REALTORS®reported stronger homebuying demand in 2016 compared to 2015, according to the December 2016 REALTORS® Confidence Index Survey Report, a monthly survey of REALTORS® about their sales activity and local market conditions.[1] For the year 2016, the REALTORS® Buyer Traffic Index registered at 63 (60 in 2015), indicating that more respondents viewed buyer traffic conditions as “strong” rather than “weak.”[2] Homebuying demand is likely being bolstered by sustained job and income growth, with approximately six million net jobs gained since the recession that ended in 2009.
Meanwhile, home selling activity continued to be weak. For the year 2016, the REALTORS® Seller Traffic Index registered at 43 (40 in 2015), indicating that more respondents viewed seller traffic conditions as “weak” rather than “strong.”. In spite of a small increase from 2015, supply conditions have remained largely tight in many areas, with the index registering below 50 since November 2008.
Looking back historically, while the REALTORS® Seller Traffic Index has not registered above 50 since tracking began, from 2009 to 2011 the REALTORS® Seller Traffic Index exceeded the REALTORS® Buyer Traffic Index. Starting in 2012, as the housing market recovery began to gain momentum, the REALTORS® Buyer Traffic Index grew at a faster pace than the REALTORS® Seller Traffic Index by increasingly large margins in the last three years.
During the same period, the REALTORS® Seller Traffic Index indicates seller traffic conditions were “weak” in most states, although 14 states had “moderate” seller traffic conditions. Only the District of Columbia had “strong” seller traffic conditions.
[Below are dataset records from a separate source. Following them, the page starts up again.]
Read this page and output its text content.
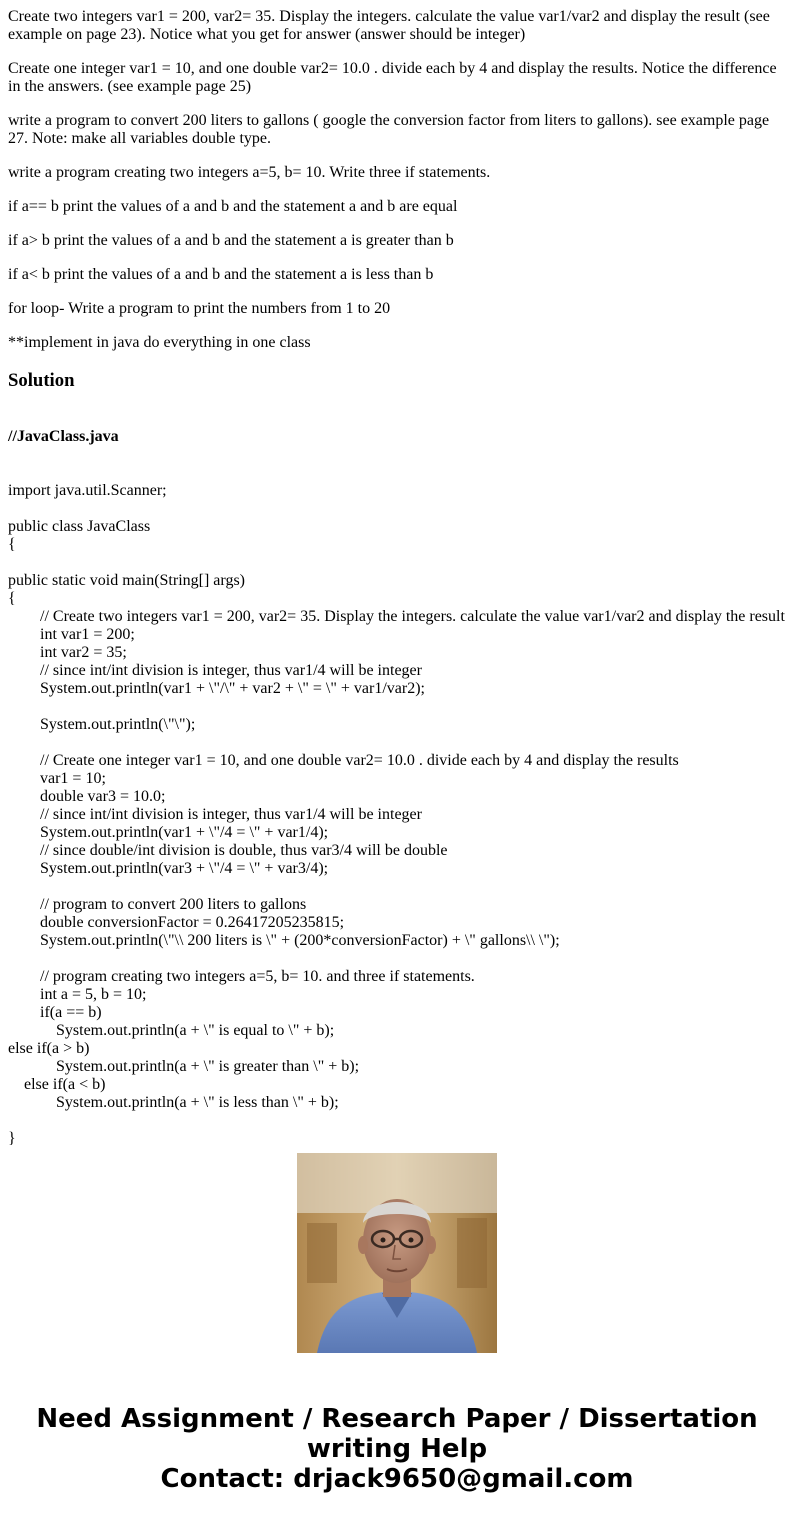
Create two integers var1 = 200, var2= 35. Display the integers. calculate the value var1/var2 and display the result (see example on page 23). Notice what you get for answer (answer should be integer)

Create one integer var1 = 10, and one double var2= 10.0 . divide each by 4 and display the results. Notice the difference in the answers. (see example page 25)

write a program to convert 200 liters to gallons ( google the conversion factor from liters to gallons). see example page 27. Note: make all variables double type.

write a program creating two integers a=5, b= 10. Write three if statements.

if a== b print the values of a and b and the statement a and b are equal

if a> b print the values of a and b and the statement a is greater than b

if a< b print the values of a and b and the statement a is less than b

for loop- Write a program to print the numbers from 1 to 20

**implement in java do everything in one class

Solution

//JavaClass.java

import java.util.Scanner;

public class JavaClass
{

public static void main(String[] args)
{
// Create two integers var1 = 200, var2= 35. Display the integers. calculate the value var1/var2 and display the result
int var1 = 200;
int var2 = 35;
// since int/int division is integer, thus var1/4 will be integer
System.out.println(var1 + \"/\" + var2 + \" = \" + var1/var2);

System.out.println(\"\");

// Create one integer var1 = 10, and one double var2= 10.0 . divide each by 4 and display the results
var1 = 10;
double var3 = 10.0;
// since int/int division is integer, thus var1/4 will be integer
System.out.println(var1 + \"/4 = \" + var1/4);
// since double/int division is double, thus var3/4 will be double
System.out.println(var3 + \"/4 = \" + var3/4);

// program to convert 200 liters to gallons
double conversionFactor = 0.26417205235815;
System.out.println(\"\\ 200 liters is \" + (200*conversionFactor) + \" gallons\\ \");

// program creating two integers a=5, b= 10. and three if statements.
int a = 5, b = 10;
if(a == b)
System.out.println(a + \" is equal to \" + b);
else if(a > b)
System.out.println(a + \" is greater than \" + b);
else if(a < b)
System.out.println(a + \" is less than \" + b);

}
Need Assignment / Research Paper / Dissertation
writing Help
Contact: drjack9650@gmail.com
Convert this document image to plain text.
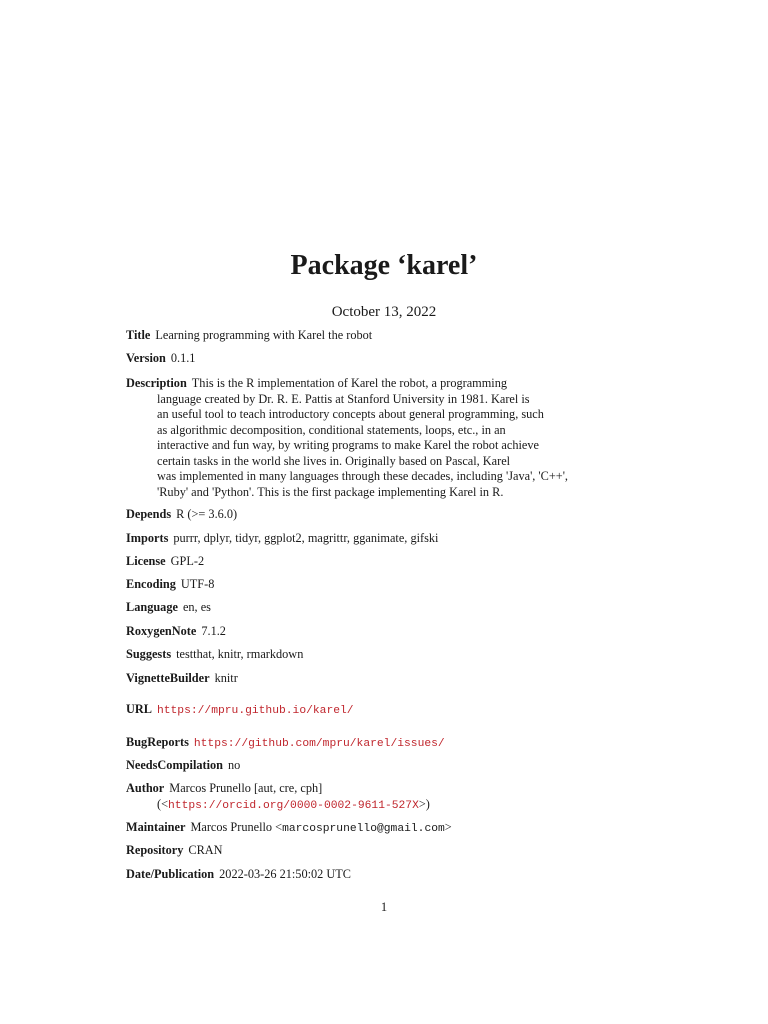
Package ‘karel’
October 13, 2022
Title Learning programming with Karel the robot
Version 0.1.1
Description This is the R implementation of Karel the robot, a programming
language created by Dr. R. E. Pattis at Stanford University in 1981. Karel is
an useful tool to teach introductory concepts about general programming, such
as algorithmic decomposition, conditional statements, loops, etc., in an
interactive and fun way, by writing programs to make Karel the robot achieve
certain tasks in the world she lives in. Originally based on Pascal, Karel
was implemented in many languages through these decades, including 'Java', 'C++',
'Ruby' and 'Python'. This is the first package implementing Karel in R.
Depends R (>= 3.6.0)
Imports purrr, dplyr, tidyr, ggplot2, magrittr, gganimate, gifski
License GPL-2
Encoding UTF-8
Language en, es
RoxygenNote 7.1.2
Suggests testthat, knitr, rmarkdown
VignetteBuilder knitr
URL https://mpru.github.io/karel/
BugReports https://github.com/mpru/karel/issues/
NeedsCompilation no
Author Marcos Prunello [aut, cre, cph]
(<https://orcid.org/0000-0002-9611-527X>)
Maintainer Marcos Prunello <marcosprunello@gmail.com>
Repository CRAN
Date/Publication 2022-03-26 21:50:02 UTC
1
Respondents reported that demand is strong, but there is a severe lack of supply, especially of homes that are affordable to buyers.
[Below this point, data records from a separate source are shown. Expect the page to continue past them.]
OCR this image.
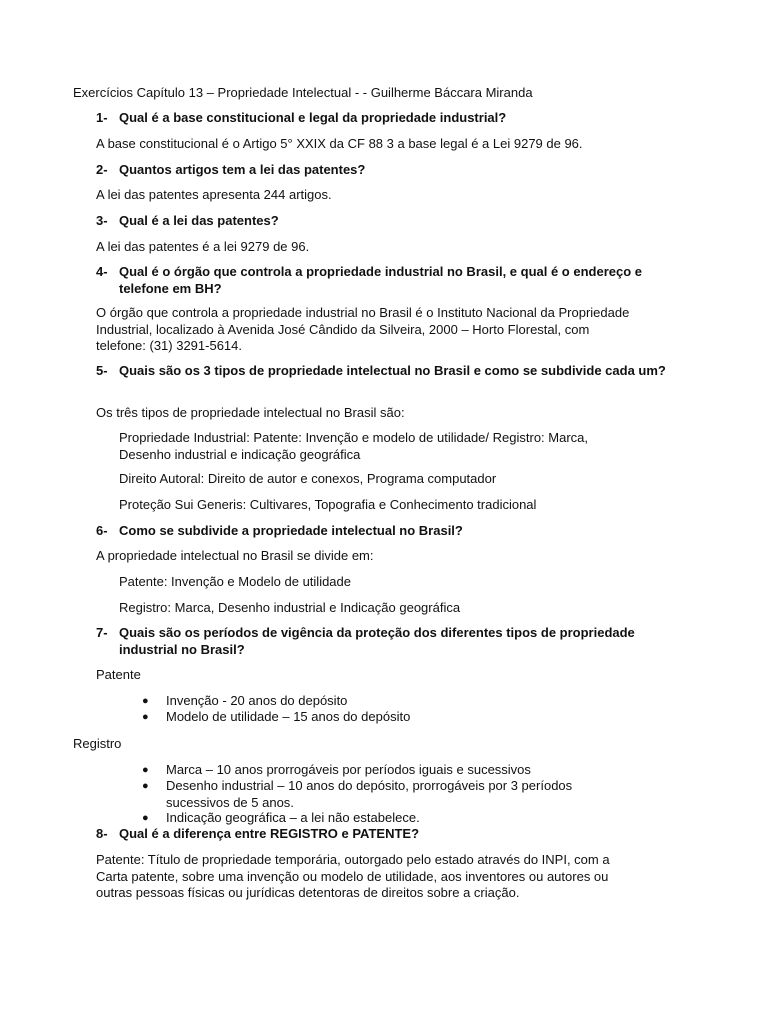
Exercícios Capítulo 13 – Propriedade Intelectual - - Guilherme Báccara Miranda
1- Qual é a base constitucional e legal da propriedade industrial?
A base constitucional é o Artigo 5° XXIX da CF 88 3 a base legal é a Lei 9279 de 96.
2- Quantos artigos tem a lei das patentes?
A lei das patentes apresenta 244 artigos.
3- Qual é a lei das patentes?
A lei das patentes é a lei 9279 de 96.
4- Qual é o órgão que controla a propriedade industrial no Brasil, e qual é o endereço e telefone em BH?
O órgão que controla a propriedade industrial no Brasil é o Instituto Nacional da Propriedade Industrial, localizado à Avenida José Cândido da Silveira, 2000 – Horto Florestal, com telefone: (31) 3291-5614.
5- Quais são os 3 tipos de propriedade intelectual no Brasil e como se subdivide cada um?
Os três tipos de propriedade intelectual no Brasil são:
Propriedade Industrial: Patente: Invenção e modelo de utilidade/ Registro: Marca, Desenho industrial e indicação geográfica
Direito Autoral: Direito de autor e conexos, Programa computador
Proteção Sui Generis: Cultivares, Topografia e Conhecimento tradicional
6- Como se subdivide a propriedade intelectual no Brasil?
A propriedade intelectual no Brasil se divide em:
Patente: Invenção e Modelo de utilidade
Registro: Marca, Desenho industrial e Indicação geográfica
7- Quais são os períodos de vigência da proteção dos diferentes tipos de propriedade industrial no Brasil?
Patente
● Invenção - 20 anos do depósito
● Modelo de utilidade – 15 anos do depósito
Registro
● Marca – 10 anos prorrogáveis por períodos iguais e sucessivos
● Desenho industrial – 10 anos do depósito, prorrogáveis por 3 períodos sucessivos de 5 anos.
● Indicação geográfica – a lei não estabelece.
8- Qual é a diferença entre REGISTRO e PATENTE?
Patente: Título de propriedade temporária, outorgado pelo estado através do INPI, com a Carta patente, sobre uma invenção ou modelo de utilidade, aos inventores ou autores ou outras pessoas físicas ou jurídicas detentoras de direitos sobre a criação.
[1]The author acknowledges Danielle Hale, Meredith Dunn, and Amanda Riggs for their comments. Any errors are attributable to the author.
[2]The REALTORS®Buyer Traffic Index provides information on the level of homebuying demand or interest, which may materialize as a contract to purchase or closed sale after two or three months.
[3] To increase the number of observations for each state, the index is based on data for the last three months. Small states such as AK, ND, SD, MT, VT, WY, WV, DE, and D.C., may have fewer than 30 observations. Respondents are asked, “How do you rate the past month's buyer/seller traffic in the neighborhood(s) or area(s) where you make most of your sales?” Respondents rated conditions or expectations as “Strong (100),” “Moderate (50),” and “Weak (0).” The responses are compiled into a diffusion index. For graphical purposes, index values 25 and lower are labeled “Very Weak,” values greater than 25 to 45 are labeled “Weak,” values greater than 45 to 55 are labeled “Moderate,” values greater than 55 to 75 are labeled “Strong,” and values greater than 75 are labeled “Very Strong.” The range of +/-5 around 50 approximates the historical margins of error at the 95 percent confidence level for small states.